SAWT BEIRUT INTERNATIONAL

| 21 October 2021, Thursday |

Après les avertissements des files d’attente d’humiliation devant les fours..La crise de pain profile-t-elle?

Les files d’humiliation devant les stations peuvent être retirées sur les fours, un avertissement émis par le Syndicat des fours qui a bien résonné: la scène ici est normale et il n’y a pas de foule de citoyens devant les fours.

« La crise est en voie de trouver une solution », a déclaré Ali Ibrahim, responsable des boulangeries et fours au Liban, à Ghida Jbaili, correspondante de Sawt Beirut International.

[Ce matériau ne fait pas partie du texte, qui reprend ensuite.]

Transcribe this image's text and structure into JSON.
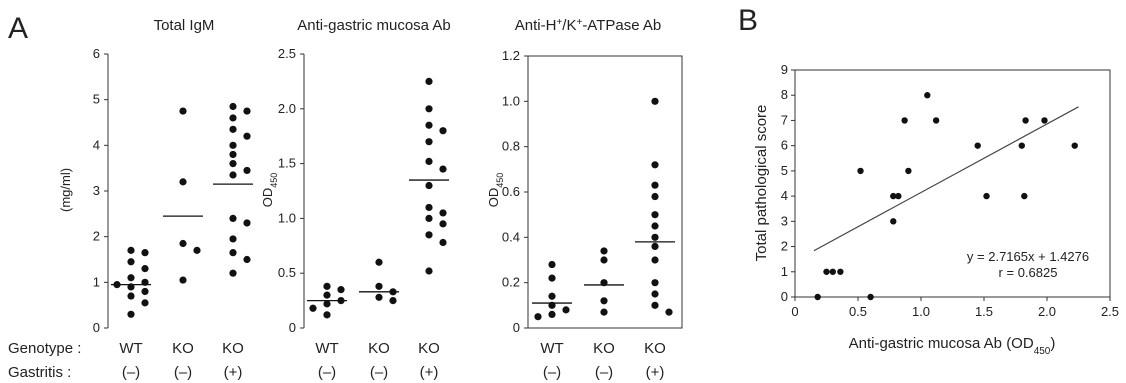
{
  "panel_labels": [
    "A",
    "B"
  ],
  "row_labels": {
    "genotype": "Genotype :",
    "gastritis": "Gastritis :"
  },
  "groups": [
    {
      "genotype": "WT",
      "gastritis": "(–)"
    },
    {
      "genotype": "KO",
      "gastritis": "(–)"
    },
    {
      "genotype": "KO",
      "gastritis": "(+)"
    }
  ],
  "chart_data": [
    {
      "type": "scatter",
      "title": "Total IgM",
      "ylabel": "(mg/ml)",
      "ylim": [
        0,
        6
      ],
      "yticks": [
        "0",
        "1",
        "2",
        "3",
        "4",
        "5",
        "6"
      ],
      "categories": [
        "WT (–)",
        "KO (–)",
        "KO (+)"
      ],
      "points": [
        [
          1.7,
          1.65,
          1.45,
          1.3,
          1.1,
          1.0,
          0.95,
          0.9,
          0.8,
          0.7,
          0.55,
          0.3
        ],
        [
          4.75,
          3.2,
          1.85,
          1.7,
          1.05
        ],
        [
          4.85,
          4.75,
          4.6,
          4.35,
          4.2,
          4.0,
          3.8,
          3.6,
          3.45,
          3.35,
          2.4,
          2.3,
          1.95,
          1.65,
          1.5,
          1.2
        ]
      ],
      "means": [
        0.95,
        2.45,
        3.15
      ]
    },
    {
      "type": "scatter",
      "title": "Anti-gastric mucosa Ab",
      "ylabel": "OD450",
      "ylim": [
        0,
        2.5
      ],
      "yticks": [
        "0",
        "0.5",
        "1.0",
        "1.5",
        "2.0",
        "2.5"
      ],
      "categories": [
        "WT (–)",
        "KO (–)",
        "KO (+)"
      ],
      "points": [
        [
          0.38,
          0.35,
          0.3,
          0.25,
          0.22,
          0.18,
          0.12
        ],
        [
          0.6,
          0.38,
          0.33,
          0.28,
          0.25
        ],
        [
          2.25,
          2.0,
          1.85,
          1.8,
          1.7,
          1.52,
          1.45,
          1.3,
          1.1,
          1.05,
          1.0,
          0.95,
          0.85,
          0.78,
          0.52
        ]
      ],
      "means": [
        0.25,
        0.33,
        1.35
      ]
    },
    {
      "type": "scatter",
      "title": "Anti-H+/K+-ATPase Ab",
      "ylabel": "OD450",
      "ylim": [
        0,
        1.2
      ],
      "yticks": [
        "0",
        "0.2",
        "0.4",
        "0.6",
        "0.8",
        "1.0",
        "1.2"
      ],
      "categories": [
        "WT (–)",
        "KO (–)",
        "KO (+)"
      ],
      "points": [
        [
          0.28,
          0.22,
          0.14,
          0.1,
          0.08,
          0.06,
          0.05
        ],
        [
          0.34,
          0.3,
          0.2,
          0.12,
          0.07
        ],
        [
          1.0,
          0.72,
          0.63,
          0.58,
          0.5,
          0.45,
          0.4,
          0.36,
          0.3,
          0.2,
          0.15,
          0.1,
          0.07
        ]
      ],
      "means": [
        0.11,
        0.19,
        0.38
      ]
    },
    {
      "type": "scatter",
      "xlabel": "Anti-gastric mucosa Ab (OD450)",
      "ylabel": "Total pathological score",
      "xlim": [
        0,
        2.5
      ],
      "ylim": [
        0,
        9
      ],
      "xticks": [
        "0",
        "0.5",
        "1.0",
        "1.5",
        "2.0",
        "2.5"
      ],
      "yticks": [
        "0",
        "1",
        "2",
        "3",
        "4",
        "5",
        "6",
        "7",
        "8",
        "9"
      ],
      "x": [
        0.18,
        0.25,
        0.3,
        0.36,
        0.52,
        0.6,
        0.78,
        0.78,
        0.82,
        0.87,
        0.9,
        1.05,
        1.12,
        1.45,
        1.52,
        1.8,
        1.82,
        1.83,
        1.98,
        2.22
      ],
      "y": [
        0,
        1,
        1,
        1,
        5,
        0,
        3,
        4,
        4,
        7,
        5,
        8,
        7,
        6,
        4,
        6,
        4,
        7,
        7,
        6
      ],
      "fit": {
        "slope": 2.7165,
        "intercept": 1.4276,
        "x_range": [
          0.15,
          2.25
        ]
      },
      "equation": "y = 2.7165x + 1.4276",
      "r_text": "r = 0.6825"
    }
  ]
}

Il a ajouté

« L’essence est chargée à partir des installations de Zahrani, et nous espérons pour de bon et rassurerons les citoyens que le cri que nous avons soulevé est arrivé, parce que les files d’attente que nous voyons devant les stations-service , nous ne les accepterons pas devant les fours, d’autant plus que l’essence est disponible en grande quantité dans le marché noir, nous voulons que l’exploitation cesse, et il est interdit d’utiliser la bouchée de pain, et ils doivent sécuriser l’essence au prix officiel des fours afin que nous puissions sécuriser le pain pour les citoyens au prix officiel, et nous espérons que l’assurance de l’essence continuera, et pas que le dirigeant nous promet par l’ordre de Dieu et retarde les crédits et les navires en mer alors il faut qu’il obtienne les crédits ,avant que les gens ne soient humiliés.

Jusqu’à présent, il n’y a pas d’augmentation du prix, mais il faut tenir compte du fait que les substances entrant dans le pain telles que le sucre et la levure sont maintenant sans soutien, Ibrahim a dit« Le prix continuera d’être entre 250 et 750 lires tant que le dollar n’augmentera pas, mais il est interdit de lever la subvention sur le blé et j’ai promis une grève générale pour tous les fours si cela se produit, et le prix de la paquette restera le même. »

Un Libanais vit jour après jour en essayant de fournir de la nourriture à sa famille, selon une enquête de l’UNICEF auprès des familles au Liban, qui a confirmé que 77% des familles n’ont pas de nourriture ou d’argent à acheter et 30% des enfants libanais dorment ventre vide.